EUR corporate high yields 2026: Slight spread narrowing expected
|Although the HY spread level is currently relatively low and the cycle of key interest rate cuts has ended, removing this positive influencing factor, we expect HY spreads to narrow slightly in 2026. Apart from the progress of US trade talks, spread development in the medium term will depend on economic developments. We expect solid economic growth in the eurozone of +1.1% in 2026 (2025e: +1.4%). Support is likely to come from the substantial EU-level spending packages for defense and infrastructure in Germany. This should have a positive impact on the credit profiles of HY companies.

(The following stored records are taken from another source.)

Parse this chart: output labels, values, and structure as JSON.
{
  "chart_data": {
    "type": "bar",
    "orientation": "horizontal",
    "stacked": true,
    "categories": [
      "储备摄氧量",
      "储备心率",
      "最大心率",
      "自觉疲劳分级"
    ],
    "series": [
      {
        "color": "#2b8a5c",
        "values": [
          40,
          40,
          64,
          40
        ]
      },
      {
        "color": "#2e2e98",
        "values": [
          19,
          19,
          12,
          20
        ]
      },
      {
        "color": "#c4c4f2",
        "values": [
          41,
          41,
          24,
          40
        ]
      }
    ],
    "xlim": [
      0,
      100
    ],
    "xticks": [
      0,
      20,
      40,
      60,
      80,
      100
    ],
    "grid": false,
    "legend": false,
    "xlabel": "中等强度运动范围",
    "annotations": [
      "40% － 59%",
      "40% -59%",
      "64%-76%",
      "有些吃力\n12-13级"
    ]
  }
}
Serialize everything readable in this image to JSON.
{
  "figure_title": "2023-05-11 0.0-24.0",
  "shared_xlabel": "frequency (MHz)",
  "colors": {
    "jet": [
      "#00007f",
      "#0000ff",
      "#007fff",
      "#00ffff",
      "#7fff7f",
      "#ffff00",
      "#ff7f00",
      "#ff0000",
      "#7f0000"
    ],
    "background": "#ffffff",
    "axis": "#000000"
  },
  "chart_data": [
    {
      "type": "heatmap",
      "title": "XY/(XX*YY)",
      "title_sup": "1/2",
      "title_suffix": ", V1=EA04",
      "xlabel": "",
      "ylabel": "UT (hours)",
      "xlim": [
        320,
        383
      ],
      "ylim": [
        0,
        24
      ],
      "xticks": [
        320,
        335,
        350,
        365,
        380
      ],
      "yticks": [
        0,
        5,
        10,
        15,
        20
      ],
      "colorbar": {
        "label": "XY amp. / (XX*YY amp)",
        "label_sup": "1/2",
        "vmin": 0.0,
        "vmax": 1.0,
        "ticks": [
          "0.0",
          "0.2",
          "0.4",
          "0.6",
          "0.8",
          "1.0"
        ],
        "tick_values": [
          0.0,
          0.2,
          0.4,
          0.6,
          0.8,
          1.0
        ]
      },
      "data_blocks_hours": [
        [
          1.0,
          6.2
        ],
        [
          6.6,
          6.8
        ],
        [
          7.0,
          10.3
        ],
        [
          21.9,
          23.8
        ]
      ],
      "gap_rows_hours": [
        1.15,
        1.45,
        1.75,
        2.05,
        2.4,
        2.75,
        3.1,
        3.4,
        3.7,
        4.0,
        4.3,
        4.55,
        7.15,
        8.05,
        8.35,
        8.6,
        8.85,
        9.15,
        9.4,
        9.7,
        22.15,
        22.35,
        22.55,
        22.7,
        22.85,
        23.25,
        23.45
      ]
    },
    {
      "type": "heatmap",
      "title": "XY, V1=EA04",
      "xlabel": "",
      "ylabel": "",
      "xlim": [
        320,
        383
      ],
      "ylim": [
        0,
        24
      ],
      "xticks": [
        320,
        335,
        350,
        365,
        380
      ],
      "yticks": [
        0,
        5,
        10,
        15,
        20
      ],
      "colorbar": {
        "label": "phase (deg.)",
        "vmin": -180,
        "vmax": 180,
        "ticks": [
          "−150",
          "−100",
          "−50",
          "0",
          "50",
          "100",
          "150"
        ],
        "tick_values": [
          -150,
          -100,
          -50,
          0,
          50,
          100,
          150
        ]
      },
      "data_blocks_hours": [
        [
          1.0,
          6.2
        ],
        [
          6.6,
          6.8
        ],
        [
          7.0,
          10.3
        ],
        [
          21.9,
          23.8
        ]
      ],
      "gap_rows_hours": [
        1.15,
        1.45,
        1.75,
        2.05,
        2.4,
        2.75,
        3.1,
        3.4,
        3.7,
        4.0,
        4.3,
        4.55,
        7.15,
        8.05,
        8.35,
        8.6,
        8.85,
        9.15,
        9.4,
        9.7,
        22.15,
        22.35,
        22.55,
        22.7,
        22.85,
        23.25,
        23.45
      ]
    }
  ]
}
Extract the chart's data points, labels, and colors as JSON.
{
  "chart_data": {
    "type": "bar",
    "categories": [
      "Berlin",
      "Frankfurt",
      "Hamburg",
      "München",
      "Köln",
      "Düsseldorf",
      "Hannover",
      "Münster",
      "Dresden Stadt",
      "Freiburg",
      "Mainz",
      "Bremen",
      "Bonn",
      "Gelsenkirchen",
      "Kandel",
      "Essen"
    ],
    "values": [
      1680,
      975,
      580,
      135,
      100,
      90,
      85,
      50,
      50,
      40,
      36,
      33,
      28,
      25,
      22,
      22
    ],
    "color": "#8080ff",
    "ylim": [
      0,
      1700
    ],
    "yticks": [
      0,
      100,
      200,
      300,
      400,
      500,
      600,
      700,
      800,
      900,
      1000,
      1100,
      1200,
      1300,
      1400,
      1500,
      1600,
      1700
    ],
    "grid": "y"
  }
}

The fundamentals of HY companies and key credit metrics have improved slightly recently, partly due to lower (re)financing costs. However, these will only decline slowly in 2026 because the interest rate cut cycle has already ended. A positive factor for spreads is that refinancing requirements in the HY segment will be relatively low over the next two years. This is because companies already took advantage of the more favorable conditions on the primary market during the years of extremely low interest rates and were thus able to successfully extend the maturity profiles of their financial liabilities.
Despite the increase in the default rate during the last six months of 2025, Moody's assumes in its baseline scenario that it will decline again from February 2026 and reach 2.4% at the end of November 2026.
Within the HY rating categories, we continue to recommend BB bonds. These have the strongest credit metrics. However, if geopolitical risks intensify, increased spread volatility is to be expected.